Amazon¶
This example uses the 'Amazon' dataset to predict the number of forest fires in Brazil. You can download a copy of the Jupyter Notebook of the study here.
- date: Date of the record
- number: Number of forest fires
- state: State in Brazil
We'll follow the data science cycle (Data Exploration - Data Preparation - Data Modeling - Model Evaluation - Model Deployment) to solve this problem, and we'll do it without ever loading our data into memory.
Initialization¶
This example uses the following version of VerticaPy:
import verticapy as vp
vp.__version__
Connect to Vertica. This example uses an existing connection called "VerticaDSN." For details on how to create a connection, use see the connection tutorial.
vp.connect("VerticaDSN")
Let's create a Virtual DataFrame of the dataset.
from verticapy.datasets import load_amazon
amazon = load_amazon()
amazon.head(5)
Data Exploration and Preparation¶
We can explore our data by displaying descriptive statistics of all the columns.
amazon.describe(method = "categorical", unique = True)
Using the describe() method, we can see that our data ranges from the beginning of 1998 to the end of 2017.
amazon["date"].describe()
Brazil has dry and rainy seasons. Knowing this, we would expect that the frequency of forest fires vary between seasons. Let's confirm our hypothesis using an autocorrelation plot with 48 lags (4 years).
%matplotlib inline
amazon.acf(column = "number",
ts = "date",
by = ["state"],
p = 48)
The process is not stationary. Let's use a Dickey-Fuller test to confirm our hypothesis.

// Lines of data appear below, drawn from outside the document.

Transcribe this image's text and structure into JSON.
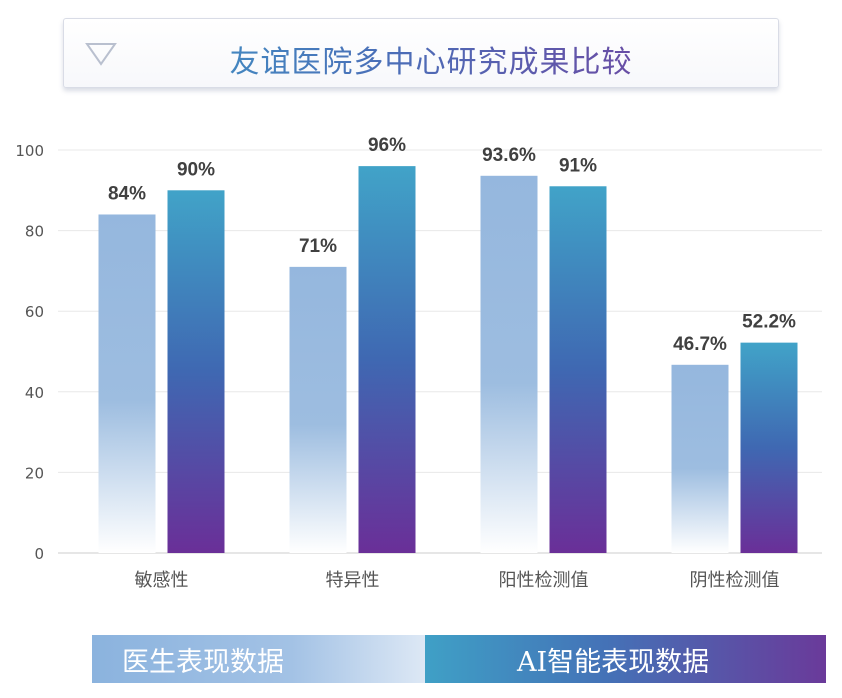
{
  "title": "友谊医院多中心研究成果比较",
  "legend": {
    "doctor": "医生表现数据",
    "ai": "AI智能表现数据"
  },
  "colors": {
    "doctor": "#95b7de",
    "ai_top": "#41a3c8",
    "ai_mid": "#3f68b2",
    "ai_bottom": "#6a2f98",
    "axis_text": "#555555",
    "value_text": "#404040",
    "grid": "#e8e8e8"
  },
  "chart_data": {
    "type": "bar",
    "categories": [
      "敏感性",
      "特异性",
      "阳性检测值",
      "阴性检测值"
    ],
    "series": [
      {
        "name": "医生表现数据",
        "values": [
          84,
          71,
          93.6,
          46.7
        ],
        "labels": [
          "84%",
          "71%",
          "93.6%",
          "46.7%"
        ]
      },
      {
        "name": "AI智能表现数据",
        "values": [
          90,
          96,
          91,
          52.2
        ],
        "labels": [
          "90%",
          "96%",
          "91%",
          "52.2%"
        ]
      }
    ],
    "ylim": [
      0,
      100
    ],
    "yticks": [
      0,
      20,
      40,
      60,
      80,
      100
    ],
    "grid": true,
    "legend_position": "bottom"
  }
}
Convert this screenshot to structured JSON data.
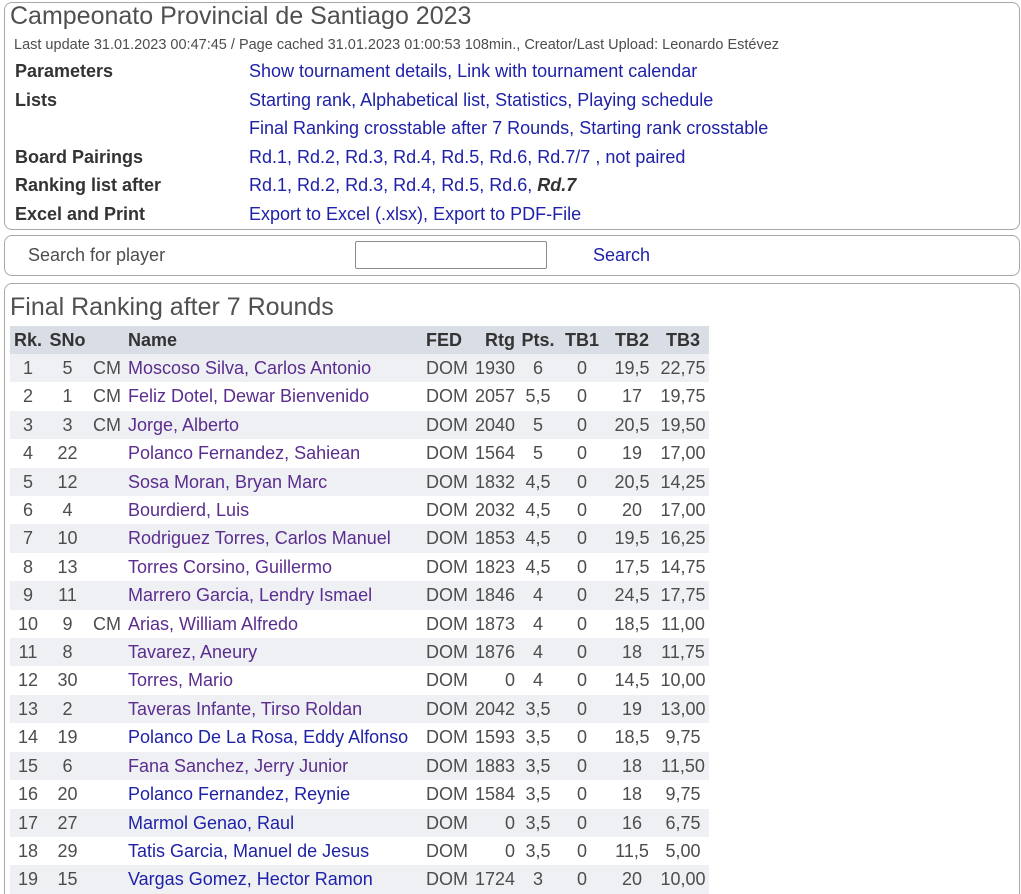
{
  "header": {
    "title": "Campeonato Provincial de Santiago 2023",
    "info": "Last update 31.01.2023 00:47:45 / Page cached 31.01.2023 01:00:53 108min., Creator/Last Upload: Leonardo Estévez"
  },
  "nav": [
    {
      "label": "Parameters",
      "items": [
        {
          "text": "Show tournament details",
          "after": ", "
        },
        {
          "text": "Link with tournament calendar"
        }
      ]
    },
    {
      "label": "Lists",
      "items": [
        {
          "text": "Starting rank",
          "after": ", "
        },
        {
          "text": "Alphabetical list",
          "after": ", "
        },
        {
          "text": "Statistics",
          "after": ", "
        },
        {
          "text": "Playing schedule"
        }
      ]
    },
    {
      "label": "",
      "items": [
        {
          "text": "Final Ranking crosstable after 7 Rounds",
          "after": ", "
        },
        {
          "text": "Starting rank crosstable"
        }
      ]
    },
    {
      "label": "Board Pairings",
      "items": [
        {
          "text": "Rd.1",
          "after": ", "
        },
        {
          "text": "Rd.2",
          "after": ", "
        },
        {
          "text": "Rd.3",
          "after": ", "
        },
        {
          "text": "Rd.4",
          "after": ", "
        },
        {
          "text": "Rd.5",
          "after": ", "
        },
        {
          "text": "Rd.6",
          "after": ", "
        },
        {
          "text": "Rd.7/7",
          "after": " , "
        },
        {
          "text": "not paired"
        }
      ]
    },
    {
      "label": "Ranking list after",
      "items": [
        {
          "text": "Rd.1",
          "after": ", "
        },
        {
          "text": "Rd.2",
          "after": ", "
        },
        {
          "text": "Rd.3",
          "after": ", "
        },
        {
          "text": "Rd.4",
          "after": ", "
        },
        {
          "text": "Rd.5",
          "after": ", "
        },
        {
          "text": "Rd.6",
          "after": ", "
        },
        {
          "text": "Rd.7",
          "current": true
        }
      ]
    },
    {
      "label": "Excel and Print",
      "items": [
        {
          "text": "Export to Excel (.xlsx)",
          "after": ", "
        },
        {
          "text": "Export to PDF-File"
        }
      ]
    }
  ],
  "search": {
    "label": "Search for player",
    "button": "Search"
  },
  "ranking": {
    "title": "Final Ranking after 7 Rounds",
    "columns": [
      "Rk.",
      "SNo",
      "",
      "Name",
      "FED",
      "Rtg",
      "Pts.",
      "TB1",
      "TB2",
      "TB3"
    ],
    "rows": [
      {
        "rk": "1",
        "sno": "5",
        "title": "CM",
        "name": "Moscoso Silva, Carlos Antonio",
        "fed": "DOM",
        "rtg": "1930",
        "pts": "6",
        "tb1": "0",
        "tb2": "19,5",
        "tb3": "22,75",
        "visited": true
      },
      {
        "rk": "2",
        "sno": "1",
        "title": "CM",
        "name": "Feliz Dotel, Dewar Bienvenido",
        "fed": "DOM",
        "rtg": "2057",
        "pts": "5,5",
        "tb1": "0",
        "tb2": "17",
        "tb3": "19,75",
        "visited": true
      },
      {
        "rk": "3",
        "sno": "3",
        "title": "CM",
        "name": "Jorge, Alberto",
        "fed": "DOM",
        "rtg": "2040",
        "pts": "5",
        "tb1": "0",
        "tb2": "20,5",
        "tb3": "19,50",
        "visited": true
      },
      {
        "rk": "4",
        "sno": "22",
        "title": "",
        "name": "Polanco Fernandez, Sahiean",
        "fed": "DOM",
        "rtg": "1564",
        "pts": "5",
        "tb1": "0",
        "tb2": "19",
        "tb3": "17,00",
        "visited": true
      },
      {
        "rk": "5",
        "sno": "12",
        "title": "",
        "name": "Sosa Moran, Bryan Marc",
        "fed": "DOM",
        "rtg": "1832",
        "pts": "4,5",
        "tb1": "0",
        "tb2": "20,5",
        "tb3": "14,25",
        "visited": true
      },
      {
        "rk": "6",
        "sno": "4",
        "title": "",
        "name": "Bourdierd, Luis",
        "fed": "DOM",
        "rtg": "2032",
        "pts": "4,5",
        "tb1": "0",
        "tb2": "20",
        "tb3": "17,00",
        "visited": true
      },
      {
        "rk": "7",
        "sno": "10",
        "title": "",
        "name": "Rodriguez Torres, Carlos Manuel",
        "fed": "DOM",
        "rtg": "1853",
        "pts": "4,5",
        "tb1": "0",
        "tb2": "19,5",
        "tb3": "16,25",
        "visited": true
      },
      {
        "rk": "8",
        "sno": "13",
        "title": "",
        "name": "Torres Corsino, Guillermo",
        "fed": "DOM",
        "rtg": "1823",
        "pts": "4,5",
        "tb1": "0",
        "tb2": "17,5",
        "tb3": "14,75",
        "visited": true
      },
      {
        "rk": "9",
        "sno": "11",
        "title": "",
        "name": "Marrero Garcia, Lendry Ismael",
        "fed": "DOM",
        "rtg": "1846",
        "pts": "4",
        "tb1": "0",
        "tb2": "24,5",
        "tb3": "17,75",
        "visited": true
      },
      {
        "rk": "10",
        "sno": "9",
        "title": "CM",
        "name": "Arias, William Alfredo",
        "fed": "DOM",
        "rtg": "1873",
        "pts": "4",
        "tb1": "0",
        "tb2": "18,5",
        "tb3": "11,00",
        "visited": true
      },
      {
        "rk": "11",
        "sno": "8",
        "title": "",
        "name": "Tavarez, Aneury",
        "fed": "DOM",
        "rtg": "1876",
        "pts": "4",
        "tb1": "0",
        "tb2": "18",
        "tb3": "11,75",
        "visited": true
      },
      {
        "rk": "12",
        "sno": "30",
        "title": "",
        "name": "Torres, Mario",
        "fed": "DOM",
        "rtg": "0",
        "pts": "4",
        "tb1": "0",
        "tb2": "14,5",
        "tb3": "10,00",
        "visited": true
      },
      {
        "rk": "13",
        "sno": "2",
        "title": "",
        "name": "Taveras Infante, Tirso Roldan",
        "fed": "DOM",
        "rtg": "2042",
        "pts": "3,5",
        "tb1": "0",
        "tb2": "19",
        "tb3": "13,00",
        "visited": true
      },
      {
        "rk": "14",
        "sno": "19",
        "title": "",
        "name": "Polanco De La Rosa, Eddy Alfonso",
        "fed": "DOM",
        "rtg": "1593",
        "pts": "3,5",
        "tb1": "0",
        "tb2": "18,5",
        "tb3": "9,75",
        "visited": false
      },
      {
        "rk": "15",
        "sno": "6",
        "title": "",
        "name": "Fana Sanchez, Jerry Junior",
        "fed": "DOM",
        "rtg": "1883",
        "pts": "3,5",
        "tb1": "0",
        "tb2": "18",
        "tb3": "11,50",
        "visited": true
      },
      {
        "rk": "16",
        "sno": "20",
        "title": "",
        "name": "Polanco Fernandez, Reynie",
        "fed": "DOM",
        "rtg": "1584",
        "pts": "3,5",
        "tb1": "0",
        "tb2": "18",
        "tb3": "9,75",
        "visited": false
      },
      {
        "rk": "17",
        "sno": "27",
        "title": "",
        "name": "Marmol Genao, Raul",
        "fed": "DOM",
        "rtg": "0",
        "pts": "3,5",
        "tb1": "0",
        "tb2": "16",
        "tb3": "6,75",
        "visited": false
      },
      {
        "rk": "18",
        "sno": "29",
        "title": "",
        "name": "Tatis Garcia, Manuel de Jesus",
        "fed": "DOM",
        "rtg": "0",
        "pts": "3,5",
        "tb1": "0",
        "tb2": "11,5",
        "tb3": "5,00",
        "visited": false
      },
      {
        "rk": "19",
        "sno": "15",
        "title": "",
        "name": "Vargas Gomez, Hector Ramon",
        "fed": "DOM",
        "rtg": "1724",
        "pts": "3",
        "tb1": "0",
        "tb2": "20",
        "tb3": "10,00",
        "visited": false
      }
    ]
  },
  "colors": {
    "link": "#1f22a8",
    "link_visited": "#5b2d8f",
    "text": "#4d4d4d",
    "heading": "#505050",
    "label": "#333333",
    "table_header_bg": "#d9dde5",
    "row_alt_bg": "#eef0f3",
    "panel_border": "#a8a8a8"
  }
}
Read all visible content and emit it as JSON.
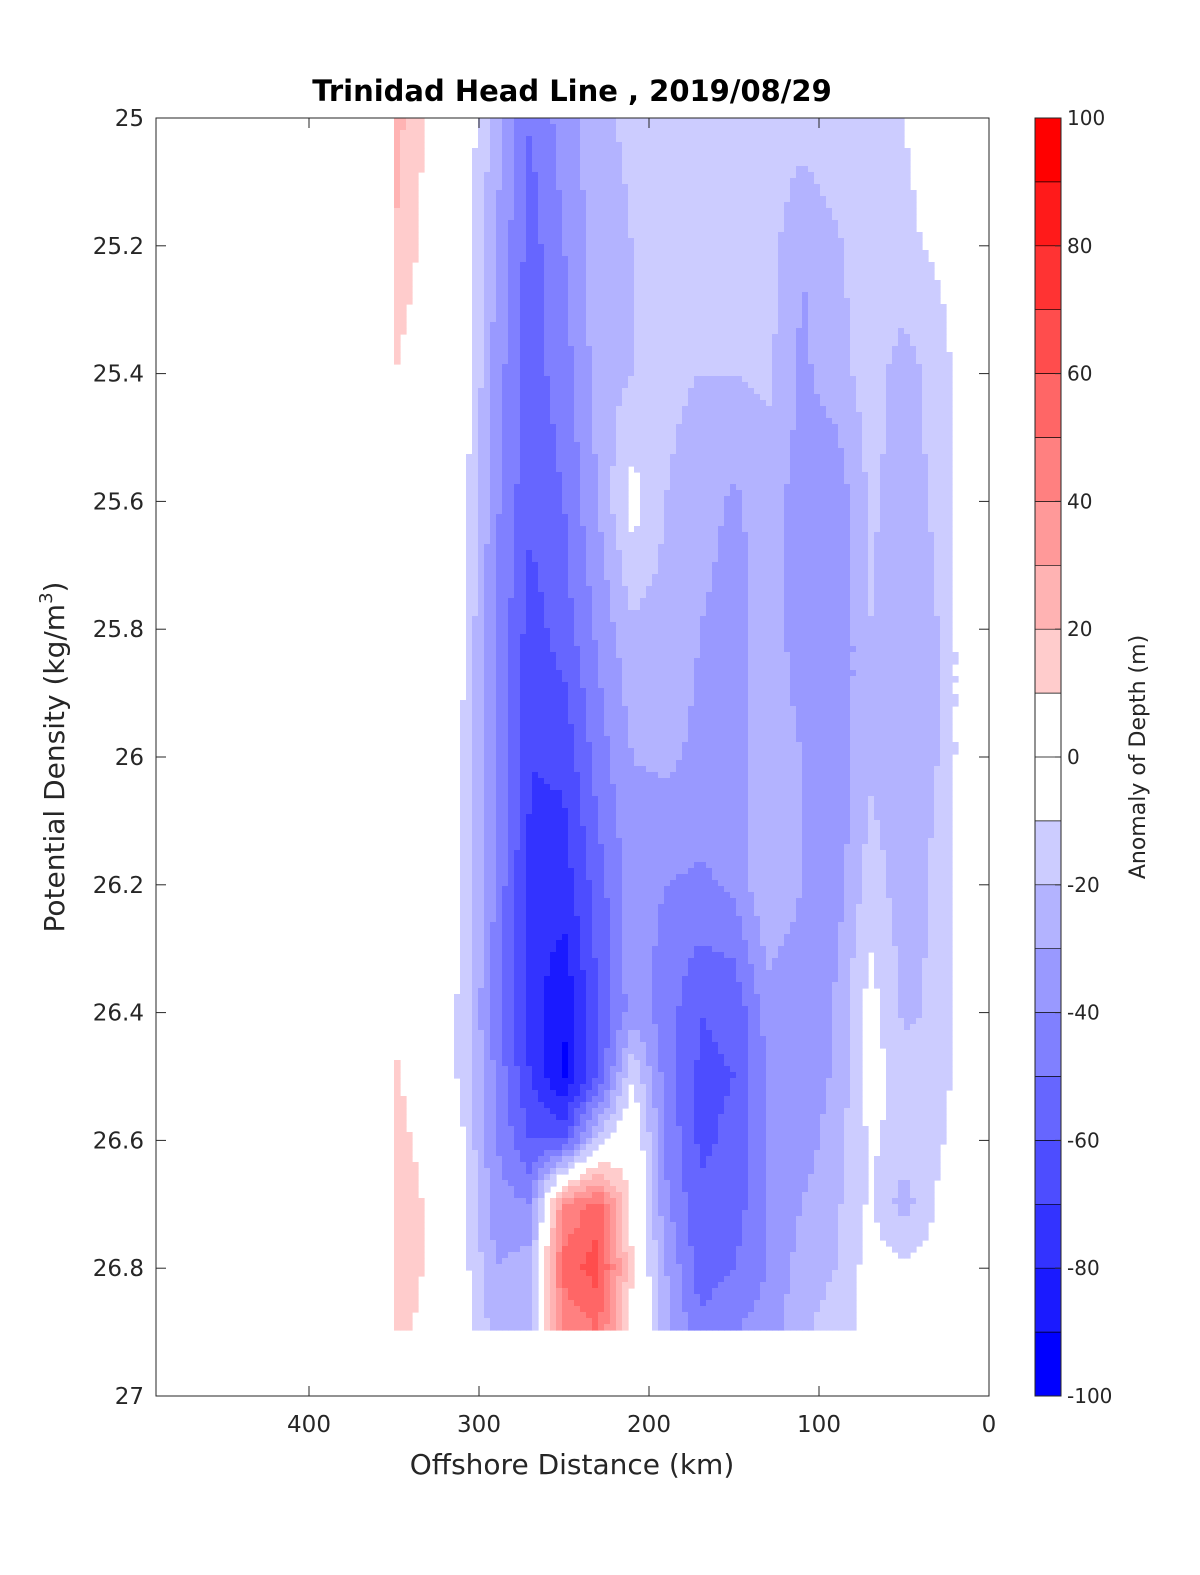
{
  "chart_data": {
    "type": "contour",
    "title": "Trinidad Head Line , 2019/08/29",
    "xlabel": "Offshore Distance (km)",
    "ylabel_main": "Potential Density (kg/m",
    "ylabel_sup": "3",
    "ylabel_tail": ")",
    "xlim": [
      490,
      0
    ],
    "ylim": [
      25,
      27
    ],
    "y_reversed": true,
    "x_reversed": true,
    "x_ticks": [
      400,
      300,
      200,
      100,
      0
    ],
    "y_ticks": [
      25,
      25.2,
      25.4,
      25.6,
      25.8,
      26,
      26.2,
      26.4,
      26.6,
      26.8,
      27
    ],
    "x_tick_labels": [
      "400",
      "300",
      "200",
      "100",
      "0"
    ],
    "y_tick_labels": [
      "25",
      "25.2",
      "25.4",
      "25.6",
      "25.8",
      "26",
      "26.2",
      "26.4",
      "26.6",
      "26.8",
      "27"
    ],
    "colorbar": {
      "label": "Anomaly of Depth (m)",
      "range": [
        -100,
        100
      ],
      "step": 10,
      "ticks": [
        100,
        80,
        60,
        40,
        20,
        0,
        -20,
        -40,
        -60,
        -80,
        -100
      ],
      "tick_labels": [
        "100",
        "80",
        "60",
        "40",
        "20",
        "0",
        "-20",
        "-40",
        "-60",
        "-80",
        "-100"
      ],
      "low_color": "#0000ff",
      "mid_color": "#ffffff",
      "high_color": "#ff0000"
    },
    "grid": false,
    "field_x": [
      350,
      330,
      310,
      290,
      270,
      250,
      230,
      210,
      190,
      170,
      150,
      130,
      110,
      90,
      70,
      50,
      30,
      15
    ],
    "field_y": [
      25.0,
      25.2,
      25.4,
      25.6,
      25.8,
      26.0,
      26.2,
      26.4,
      26.5,
      26.6,
      26.7,
      26.8,
      26.9
    ],
    "field_values": [
      [
        25,
        8,
        0,
        -25,
        -50,
        -35,
        -22,
        -18,
        -15,
        -12,
        -12,
        -12,
        -15,
        -10,
        -10,
        -10,
        -5,
        -2
      ],
      [
        20,
        5,
        0,
        -30,
        -55,
        -40,
        -25,
        -20,
        -15,
        -15,
        -15,
        -15,
        -30,
        -22,
        -12,
        -12,
        -8,
        -4
      ],
      [
        10,
        0,
        0,
        -35,
        -55,
        -45,
        -25,
        -20,
        -18,
        -20,
        -20,
        -18,
        -32,
        -25,
        -15,
        -25,
        -15,
        -5
      ],
      [
        0,
        0,
        -5,
        -38,
        -58,
        -50,
        -30,
        -5,
        -20,
        -25,
        -32,
        -25,
        -35,
        -38,
        -18,
        -25,
        -18,
        -5
      ],
      [
        0,
        0,
        -8,
        -40,
        -65,
        -55,
        -38,
        -22,
        -25,
        -30,
        -35,
        -22,
        -38,
        -40,
        -20,
        -28,
        -20,
        -5
      ],
      [
        0,
        0,
        -10,
        -40,
        -70,
        -68,
        -45,
        -30,
        -28,
        -32,
        -38,
        -20,
        -30,
        -38,
        -22,
        -25,
        -20,
        -5
      ],
      [
        0,
        0,
        -10,
        -42,
        -72,
        -75,
        -55,
        -35,
        -40,
        -42,
        -38,
        -20,
        -30,
        -35,
        -15,
        -25,
        -18,
        -5
      ],
      [
        8,
        0,
        -12,
        -45,
        -75,
        -90,
        -60,
        -35,
        -45,
        -60,
        -58,
        -35,
        -38,
        -28,
        -5,
        -22,
        -18,
        -5
      ],
      [
        12,
        0,
        -12,
        -42,
        -70,
        -92,
        -60,
        -10,
        -45,
        -62,
        -60,
        -40,
        -38,
        -28,
        -5,
        -15,
        -15,
        -5
      ],
      [
        15,
        5,
        -8,
        -40,
        -60,
        -60,
        -15,
        5,
        -42,
        -62,
        -58,
        -40,
        -35,
        -25,
        -8,
        -15,
        -12,
        -2
      ],
      [
        20,
        8,
        -8,
        -35,
        -40,
        40,
        55,
        5,
        -38,
        -58,
        -55,
        -40,
        -30,
        -22,
        -8,
        -25,
        -8,
        0
      ],
      [
        20,
        8,
        -5,
        -30,
        -25,
        55,
        65,
        10,
        -30,
        -55,
        -50,
        -40,
        -25,
        -20,
        -5,
        -8,
        -5,
        0
      ],
      [
        15,
        5,
        -3,
        -25,
        -20,
        40,
        50,
        5,
        -25,
        -48,
        -40,
        -35,
        -22,
        -15,
        -5,
        -5,
        -3,
        0
      ]
    ]
  }
}
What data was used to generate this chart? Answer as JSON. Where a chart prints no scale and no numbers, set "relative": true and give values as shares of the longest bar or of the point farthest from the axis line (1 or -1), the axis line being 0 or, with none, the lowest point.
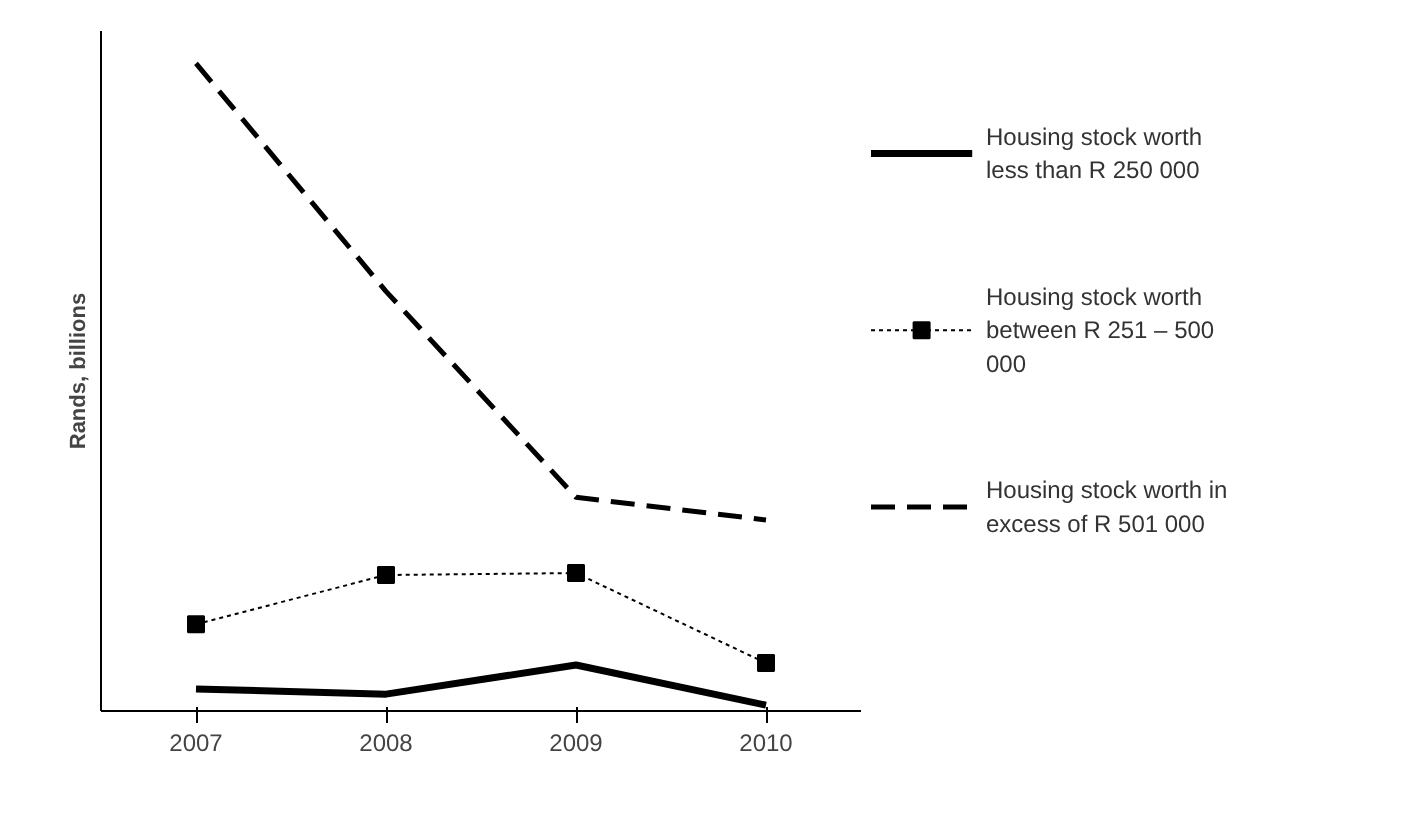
{
  "chart_data": {
    "type": "line",
    "relative": true,
    "ylabel": "Rands, billions",
    "categories": [
      "2007",
      "2008",
      "2009",
      "2010"
    ],
    "legend": "right",
    "grid": false,
    "series": [
      {
        "name": "Housing stock worth less than R 250 000",
        "color": "#000000",
        "line_style": "solid",
        "marker": "none",
        "values": [
          0.034,
          0.026,
          0.071,
          0.009
        ]
      },
      {
        "name": "Housing stock worth between R 251 – 500 000",
        "color": "#000000",
        "line_style": "dotted",
        "marker": "square",
        "values": [
          0.134,
          0.21,
          0.213,
          0.074
        ]
      },
      {
        "name": "Housing stock worth in excess of R 501 000",
        "color": "#000000",
        "line_style": "dashed",
        "marker": "none",
        "values": [
          1,
          0.648,
          0.33,
          0.295
        ]
      }
    ]
  }
}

from verticapy.stats import adfuller
adfuller(amazon,
ts = "date",
column = "number",
by = ["state"],
p = 48)
The effects of each season seem pretty clear. We can see this graphically using the cumulative sum of the number of forest fires partitioned by states. If our hypothesis is correct, we should see staircase functions.
amazon.cumsum("number",
by = ["state"],
order_by = ["date"],
name = "cum_sum")
amazon["cum_sum"].plot(ts = "date",
by = "state")
We can clearly see the seasonality per state which contributes to a global seasonality. Let's draw the cumulative sum to see this more clearly.
import verticapy.stats as st
amazon = amazon.groupby(["date"],
[st.sum(amazon["number"])._as("number")])
amazon.cumsum("number",
order_by = ["date"],
name = "cum_sum")
amazon["cum_sum"].plot(ts = "date")
Machine Learning¶
Let's create an spatial autoregressive (SAR) model to predict the number of forest fires in Brazil. We know that this seasonality happens each year (s=12) and let's consider 4 lags (P=4).
from verticapy.learn.tsa import SARIMAX
model = SARIMAX("amazon_ar",
s = 12,
P = 4)
model.fit(amazon,
y = "number",
ts = "date")
model.regression_report()
Our model is quite good. Let's look at our predictions.
x = model.plot(amazon,
nlead=100,
dynamic=True)
The plot shows that our model has successfully captured the seasonality implied by our data. Let's add the prediction in the vDataFrame.
amazon = model.predict(amazon, name = "prediction")
display(amazon)
From here, we can use a time series plot to compare our prediction with the real values.
amazon.plot(ts = "date",
columns = ["number", "prediction"])